Heart failure is characterized by a number of abnormalities at the cellular level in the various steps of excitation-contraction coupling. One of the key abnormalities in both human and experimental heart failure is a defect in sarcoplasmic reticulum (SR) function which is associated with abnormal intracellular calcium handling. Deficient SR Ca2+ uptake during relaxation has been identified in failing hearts from both humans and animal models and has been associated with a decrease in the expression and activity of SR Ca2+-ATPase (SERCA2a). The goals of the First Award (R29) were 1) to validate the use of adenoviral gene transfer in the rat model of heart failure and 2) to test the hypothesis that increasing the expression of SERCA2a will restore contractility and normalize intracellular calcium cycling in this model of heart failure. These goals have been specifically achieved during the tenure of the grant. To further extend these results that have clinical promise for the treatment of congestive heart failure, we will test the following hypotheses: 1) that the long-term overexpression of SERCA2a will improve survival and induce ventricular and metabolic remodeling in a rat model of heart failure; 2) overexpression of SERCA2a during compensated hypertrophv will delay the onset of the transition to heart failure; 3) decreasing phospholamban expression by antisense strategies will enhance SR Ca2+ATPase function in failing hearts and restore function, and 4) the beneficial effect observed by improving calcium handling in heart failure is specific to SERCA2a. To test these hypotheses, we will use viral vectors to express wild-type and mutant forms of specific signaling molecules in cardiocytes in vitro and in vivo.
In Specific Aim 1, we will develop and characterize ventricular specific vectors carrying SERCA2a and transduce ventricles from hypertrophied and failing rat hearts.
In Specific Aim 2, we will examine the effects of decreasing phospholamban using antisense strategies on survival and remodeling in hypertrophied and failing rat hearts.

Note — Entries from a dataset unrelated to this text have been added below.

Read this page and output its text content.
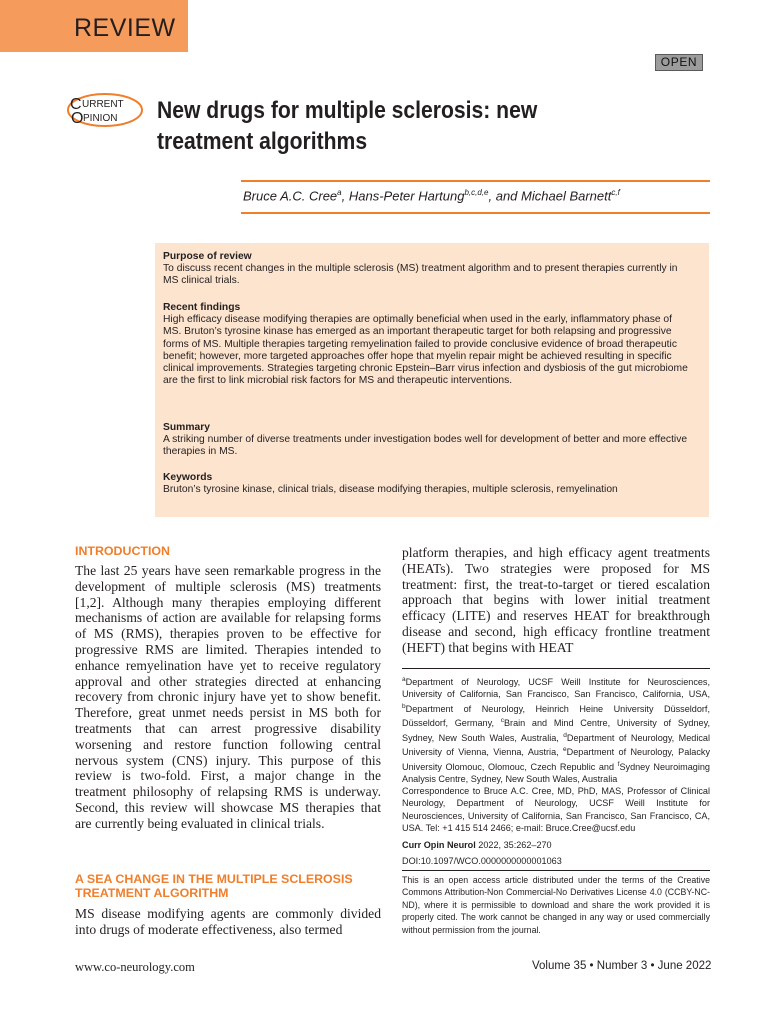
REVIEW
OPEN
C URRENT
O PINION New drugs for multiple sclerosis: new treatment algorithms
Bruce A.C. Cree$^a$, Hans-Peter Hartung$^{b,c,d,e}$, and Michael Barnett$^{c,f}$
Purpose of review
To discuss recent changes in the multiple sclerosis (MS) treatment algorithm and to present therapies currently in MS clinical trials.
Recent findings
High efficacy disease modifying therapies are optimally beneficial when used in the early, inflammatory phase of MS. Bruton’s tyrosine kinase has emerged as an important therapeutic target for both relapsing and progressive forms of MS. Multiple therapies targeting remyelination failed to provide conclusive evidence of broad therapeutic benefit; however, more targeted approaches offer hope that myelin repair might be achieved resulting in specific clinical improvements. Strategies targeting chronic Epstein–Barr virus infection and dysbiosis of the gut microbiome are the first to link microbial risk factors for MS and therapeutic interventions.
Summary
A striking number of diverse treatments under investigation bodes well for development of better and more effective therapies in MS.
Keywords
Bruton’s tyrosine kinase, clinical trials, disease modifying therapies, multiple sclerosis, remyelination
INTRODUCTION
The last 25 years have seen remarkable progress in the development of multiple sclerosis (MS) treatments [1,2]. Although many therapies employing different mechanisms of action are available for relapsing forms of MS (RMS), therapies proven to be effective for progressive RMS are limited. Therapies intended to enhance remyelination have yet to receive regulatory approval and other strategies directed at enhancing recovery from chronic injury have yet to show benefit. Therefore, great unmet needs persist in MS both for treatments that can arrest progressive disability worsening and restore function following central nervous system (CNS) injury. This purpose of this review is two-fold. First, a major change in the treatment philosophy of relapsing RMS is underway. Second, this review will showcase MS therapies that are currently being evaluated in clinical trials.
A SEA CHANGE IN THE MULTIPLE SCLEROSIS TREATMENT ALGORITHM
MS disease modifying agents are commonly divided into drugs of moderate effectiveness, also termed
platform therapies, and high efficacy agent treatments (HEATs). Two strategies were proposed for MS treatment: first, the treat-to-target or tiered escalation approach that begins with lower initial treatment efficacy (LITE) and reserves HEAT for breakthrough disease and second, high efficacy frontline treatment (HEFT) that begins with HEAT
$^a$Department of Neurology, UCSF Weill Institute for Neurosciences, University of California, San Francisco, San Francisco, California, USA, $^b$Department of Neurology, Heinrich Heine University Düsseldorf, Düsseldorf, Germany, $^c$Brain and Mind Centre, University of Sydney, Sydney, New South Wales, Australia, $^d$Department of Neurology, Medical University of Vienna, Vienna, Austria, $^e$Department of Neurology, Palacky University Olomouc, Olomouc, Czech Republic and $^f$Sydney Neuroimaging Analysis Centre, Sydney, New South Wales, Australia
Correspondence to Bruce A.C. Cree, MD, PhD, MAS, Professor of Clinical Neurology, Department of Neurology, UCSF Weill Institute for Neurosciences, University of California, San Francisco, San Francisco, CA, USA. Tel: +1 415 514 2466; e-mail: Bruce.Cree@ucsf.edu
Curr Opin Neurol 2022, 35:262–270
DOI:10.1097/WCO.0000000000001063
This is an open access article distributed under the terms of the Creative Commons Attribution-Non Commercial-No Derivatives License 4.0 (CCBY-NC-ND), where it is permissible to download and share the work provided it is properly cited. The work cannot be changed in any way or used commercially without permission from the journal.
www.co-neurology.com	Volume 35 • Number 3 • June 2022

In Specific Aim 3, we will study the effect of improving calcium handling in failing rat hearts by overexpressing Na+/Ca2+ exchanger and parvalbumin in a rat model of heart failure. Understanding the role of calcium regulation in cardiocyte dysfunction and developing approaches to local modulation of these pathways through somatic gene transfer, may provide novel therapeutic approaches for the management of heart failure.